Some fast Phoebe facts: She was discovered in 1898. Her orbit is backwards. Like the (far more mysterious, if you ask me) Hyperion, her rotation is off. Phoebe is named for one of the Titans in Greek mythology. This makes sense because Saturn was the leader of the Titans (except it was in Roman mythology, but you know how interchangeable those gods get). Phoebe orbits Saturn -- perfect theme-scheme, no? Except, gee, they really bailed out when they named Titan, Saturn's largest moon. It's like naming a child "American" or something.

I apologize right now to anyone named "American." Possibly your mother was also just trying to spare you life with a "weird" name like "Phoebe."

Of all the planet-moon nomenclatures, you can't beat Jupiter (Zeus) and his (must we say "its"?) moons that are all named after the god's lovers. Saturn has no consistency in this regard, really. Pan? Pan? Pan is not a Titan. Pan is a fey pipe-blowing goatie. Pan is also a glorified chunk of ring debris that probably only gets to be a moon because we let Mars' piddly orbiting asteroids Phobos and Deimos be moons. (And now you know how I named my hamsters.)

But, Pan was discovered in 1990, so you just have to blow it off as so much proof of a society in decay. (At least until I'm twenty or so years older and come to regard the 90s as part of the troubled-but-fundamentally-good old days before everything went to hell.)

Really, we don't even have to wait that long, because the names for the Saturnine moons discovered in 2000 and since have been even less pleasing. Mundilfari? Okay, I grant that it's the name of a giant, and I appreciate that it fits the theme in that regard. It is therefore much better than Pan so far as being on topic, but it's Norse! I like Nordic tales as much as anyone (more, perhaps), but we can't have Vikings in our classical skies! Next thing you know, they'll be busing in the Eskimos!

Except, oops, that already happened with several other moon names. Again, they're called after giants, so that's good. However, what's up with the Gallic names, such as Albiorix, the God of Tribal Unity?

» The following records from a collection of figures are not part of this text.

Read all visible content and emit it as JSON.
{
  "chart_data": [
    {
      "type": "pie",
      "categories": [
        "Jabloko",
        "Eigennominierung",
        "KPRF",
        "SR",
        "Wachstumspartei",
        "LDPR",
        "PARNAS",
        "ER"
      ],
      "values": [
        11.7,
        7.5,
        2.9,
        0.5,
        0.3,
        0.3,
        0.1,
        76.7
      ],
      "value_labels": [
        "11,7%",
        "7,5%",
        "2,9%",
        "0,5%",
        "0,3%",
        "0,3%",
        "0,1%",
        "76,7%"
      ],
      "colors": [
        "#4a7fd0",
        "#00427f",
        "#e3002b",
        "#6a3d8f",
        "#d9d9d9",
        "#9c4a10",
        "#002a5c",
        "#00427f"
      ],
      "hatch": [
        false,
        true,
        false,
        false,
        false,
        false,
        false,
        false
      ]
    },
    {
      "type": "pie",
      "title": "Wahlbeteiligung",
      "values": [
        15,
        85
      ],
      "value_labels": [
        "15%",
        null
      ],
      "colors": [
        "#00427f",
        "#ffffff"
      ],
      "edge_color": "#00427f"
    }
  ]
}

Yes, yes, I know that there is a severe shortage of Greek and Roman names for newly discovered objects. I'm just unhappy because it doesn't seem right to have Paaliaq hobknobbing with everyone's favourite shepherd moon, Epimetheus. (Or maybe you prefer some other shepherd moon. Leave a comment if so.)

I know I'm going to get some emails calling me a "racist" from people who haven't looked that word up in the dictionary. Look, I'm not saying there shouldn't be any Norse or Inuit celestial bodies, just that it feels wrong to insert them around Saturn and such. It's like having Tomorrowland in the middle of Frontierland -- so wrong! Splash Mountain and Space Mountain are fine attractions with a common heritage, but you cannot take Br'er Rabbit in your rocket pod and maintain the mood of either, you just can't.

(Yes, I know that Plessy v. The Intergalactic Council was overturned in 1954.)

But back to lovely Phoebe, hanging back on the fringes of Saturn's gravitational pull like a pock-marked wallflower. Mike sent me some "way better Phoebe photos" while I was sleeping. I rather like this photo from NASA called Phoebe's Surprise. (Oh, she's so coy!) I've read in recent news (with the exact link even more recently lost) that they're thinking of scrapping the idea of Miss Phebes as a captured asteroid and reclassifying her as possibly a captured comet.

Wow, how mad would you be if you were a comet and were captured while joy-riding around your ellipsis? Much madder than an asteroid -- we know they're all looking for a big sugar planet to take care of them.